2.) Compared to the letter grade distribution for schools’ overall value-added results, the subgroup letter grades appear to better reflect their underlying distribution of scores. In all three subgroups, the most frequent letter grade was a “C,” which aligns with the clustering of most schools’ value-added scores around the mean. Still, there seems to be too many A’s and F’s, while not enough D’s and B’s.
3.) Within the subgroups, it appears that the distribution of scores is relatively similar. Nonetheless, it also appears that schools tend to have a slightly stronger impact on low-achieving and SPED students than on gifted students. Consider the higher mean index scores for lowest-achieving and SPEDs (0.22 and 0.16 respectively) compared to the mean gifted score (0.00), as well as the higher number of schools that received A’s for low-achieving and SPEDs (289 and 300 respectively) compared to the number of schools receiving A’s for gifted students (160). Does this indicate that schools typically do better with low-achieving and SPEDs than gifted kids? Or, is there something in the statistical model that slightly boosts schools’ low-achieving and SPED value-adds relative gifted kids?
Chart 2A: Gifted student value-added index scores, by school building, 2012-13
Chart 2B: Gifted student value-added letter grades, by school building, 2012-13
Chart 3A: Lowest 20% achieving student value-added index scores, by school building, 2012-13
Chart 3B: Lowest 20% achieving student value-added letter grades, by school building, 2012-13
Chart 4A: Special education student value-added index scores, by school building, 2012-13
Chart 4B: Special education student value-added letter grades, by school building, 2012-13
It is critical that Ohio gets its value-added system right. Measuring school performance by raw student achievement is simply not enough—it systemically disadvantages poor schools and it creates perverse incentives for school behavior. For example, under pure accountability for student achievement, schools—especially schools of choice—could be incentivized to “strategically” admit higher-achieving students while ignoring low-achievers, in order to raise their achievement score. This type of behavior may be appropriate for businesses in how they hire, fire, and treat adult workers, but it is questionable behavior for how schools educate students.

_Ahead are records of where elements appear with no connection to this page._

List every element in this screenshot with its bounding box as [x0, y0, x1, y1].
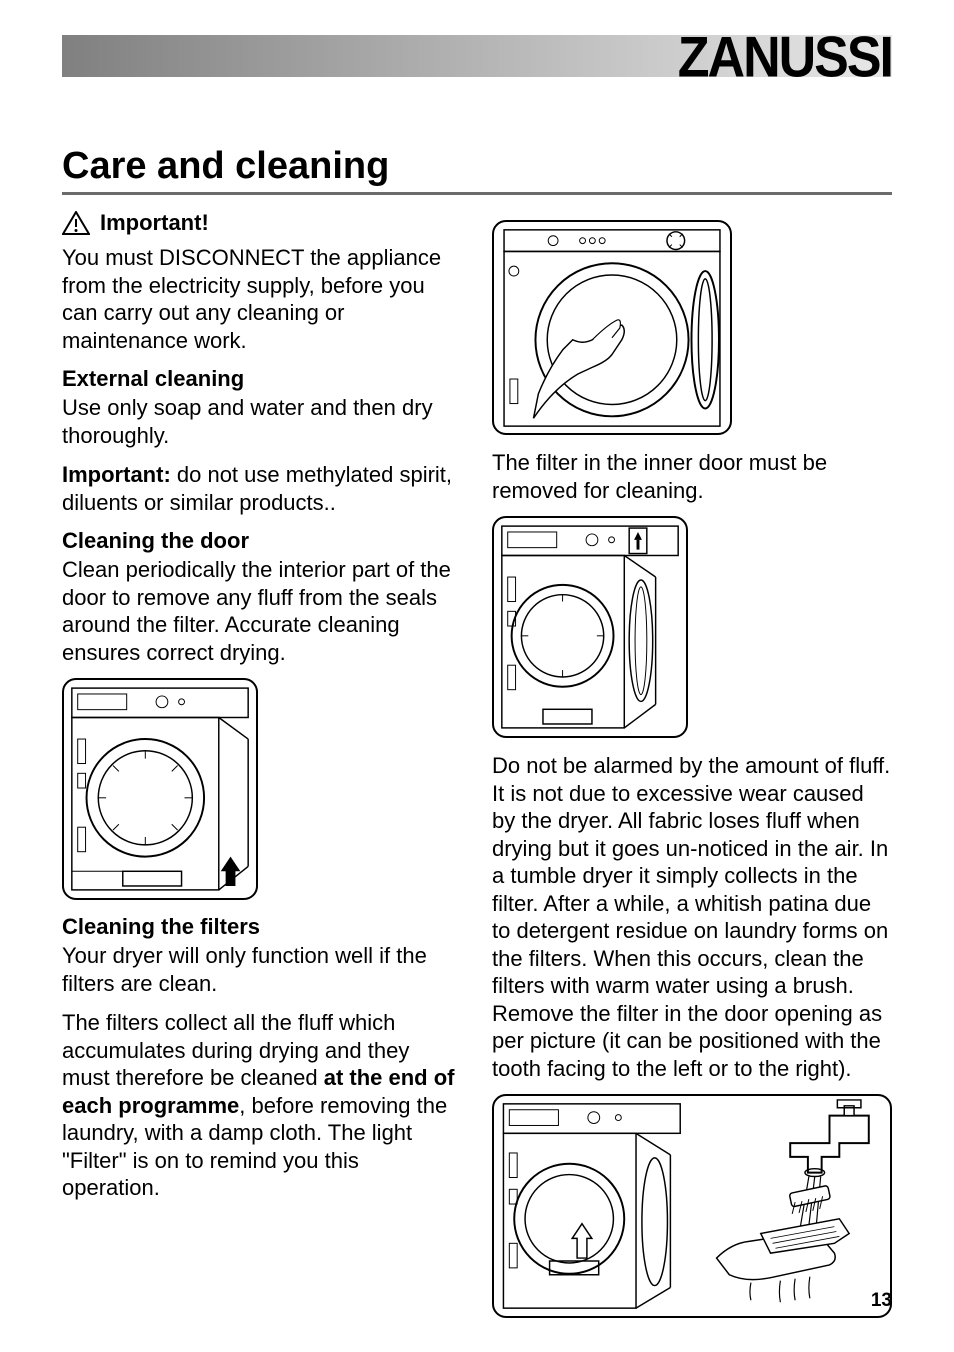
- warning-icon: [62, 211, 90, 235]
- important-spirit-text: Important: do not use methylated spirit,…: [62, 461, 462, 516]
- inner-door-text: The filter in the inner door must be rem…: [492, 449, 892, 504]
- cleaning-door-text: Clean periodically the interior part of …: [62, 556, 462, 666]
- diagram-remove-filter: [492, 516, 688, 738]
- important-heading: Important!: [62, 210, 462, 236]
- right-column: The filter in the inner door must be rem…: [492, 210, 892, 1332]
- cleaning-door-heading: Cleaning the door: [62, 528, 462, 554]
- important-label: Important!: [100, 210, 209, 236]
- external-cleaning-heading: External cleaning: [62, 366, 462, 392]
- page-number: 13: [871, 1290, 892, 1312]
- diagram-rinse-filter: [492, 1094, 892, 1318]
- page-title: Care and cleaning: [62, 145, 892, 195]
- left-column: Important! You must DISCONNECT the appli…: [62, 210, 462, 1332]
- diagram-wipe-door: [492, 220, 732, 435]
- content-area: Important! You must DISCONNECT the appli…: [62, 210, 892, 1332]
- important-bold: Important:: [62, 462, 171, 487]
- external-cleaning-text: Use only soap and water and then dry tho…: [62, 394, 462, 449]
- cleaning-filters-heading: Cleaning the filters: [62, 914, 462, 940]
- disconnect-text: You must DISCONNECT the appliance from t…: [62, 244, 462, 354]
- fluff-text: Do not be alarmed by the amount of fluff…: [492, 752, 892, 1082]
- cleaning-filters-text1: Your dryer will only function well if th…: [62, 942, 462, 997]
- cleaning-filters-text2: The filters collect all the fluff which …: [62, 1009, 462, 1202]
- diagram-door-open: [62, 678, 258, 900]
- brand-logo: ZANUSSI: [678, 25, 892, 91]
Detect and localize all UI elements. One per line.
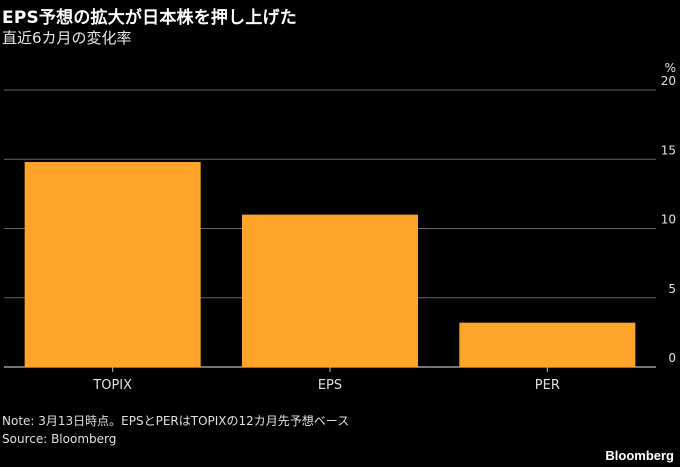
y-tick-label: 0 <box>668 351 676 365</box>
bar-eps <box>242 214 418 367</box>
bar-topix <box>24 162 201 367</box>
y-tick-label: 5 <box>668 282 676 296</box>
x-tick-label: EPS <box>318 378 342 393</box>
y-tick-label: 10 <box>661 213 676 227</box>
x-tick-label: TOPIX <box>92 378 132 393</box>
y-tick-labels: 0 5 10 15 20 <box>661 74 676 365</box>
y-unit-label: % <box>665 61 676 75</box>
x-tick-label: PER <box>535 378 560 393</box>
chart-source: Source: Bloomberg <box>2 432 117 446</box>
bars <box>24 162 636 367</box>
y-tick-label: 15 <box>661 143 676 157</box>
chart-subtitle: 直近6カ月の変化率 <box>2 29 132 47</box>
chart-title: EPS予想の拡大が日本株を押し上げた <box>2 8 297 28</box>
y-tick-label: 20 <box>661 74 676 88</box>
chart-note: Note: 3月13日時点。EPSとPERはTOPIXの12カ月先予想ベース <box>2 414 350 428</box>
bar-per <box>459 322 636 367</box>
bloomberg-logo: Bloomberg <box>605 448 674 463</box>
x-tick-labels: TOPIX EPS PER <box>92 367 560 393</box>
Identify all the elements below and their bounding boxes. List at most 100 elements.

So, is Ohio’s value-added system on target? On the one hand, I’m fairly convinced that the value-added model does not harm or help schools based on student demography—at least, along the two key variables the state keeps tabs on (economic disadvantage and race). On the other hand, a level playing field for schools isn’t all we want. In my view, we also want a system that produces numerical output that has meaning. I remain skeptical about whether the index scores provide interpretable and practical information for policymakers and school leaders. Additionally, we also want a letter grading system that accurately identifies high- and low-performing schools, based on the distribution of the data. According to the charts, it does not appear that Ohio has gotten this right, especially for its “overall” value-added grades. Finally, in my opinion, we should want a more transparent system of calculating value-added (a topic for another post).

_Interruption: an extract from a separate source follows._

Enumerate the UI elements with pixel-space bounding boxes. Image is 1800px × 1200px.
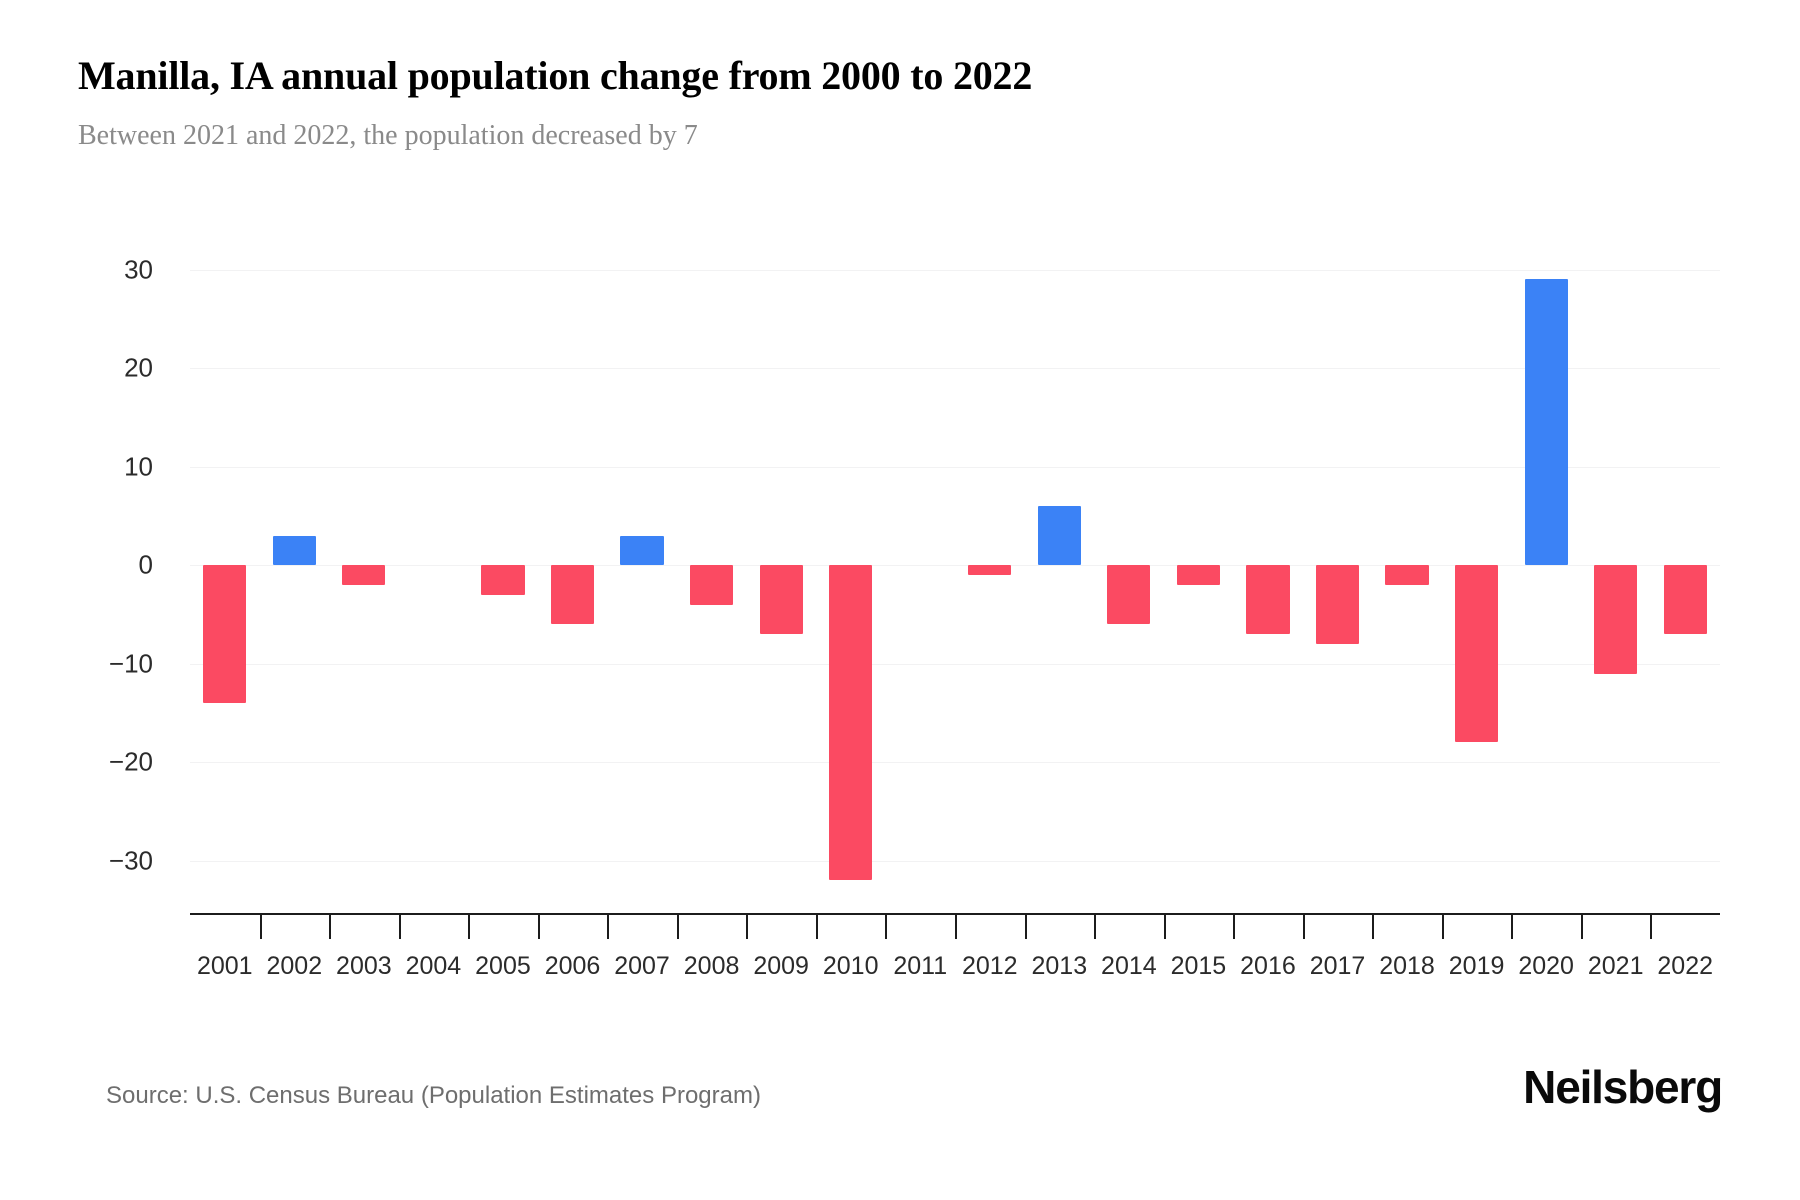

Maybe Ohio is getting closer. But, I’m just not sure we’re there yet.
[1] Once the state has three years of subgroup data, a 3-year “average composite” value-added index score will be calculated for subgroups. An “index” score is the value-added gain score divided by the standard error.
[2] Daniel Koretz, Measuring Up: What Educational Testing Really Tells Us (pg. 79) argues that a properly designed assessment will yield scores that roughly approximate a normal distribution. Does the relatively normal distribution of school-level value-added scores reflect an underlying “bell-curve” of student test scores across the state?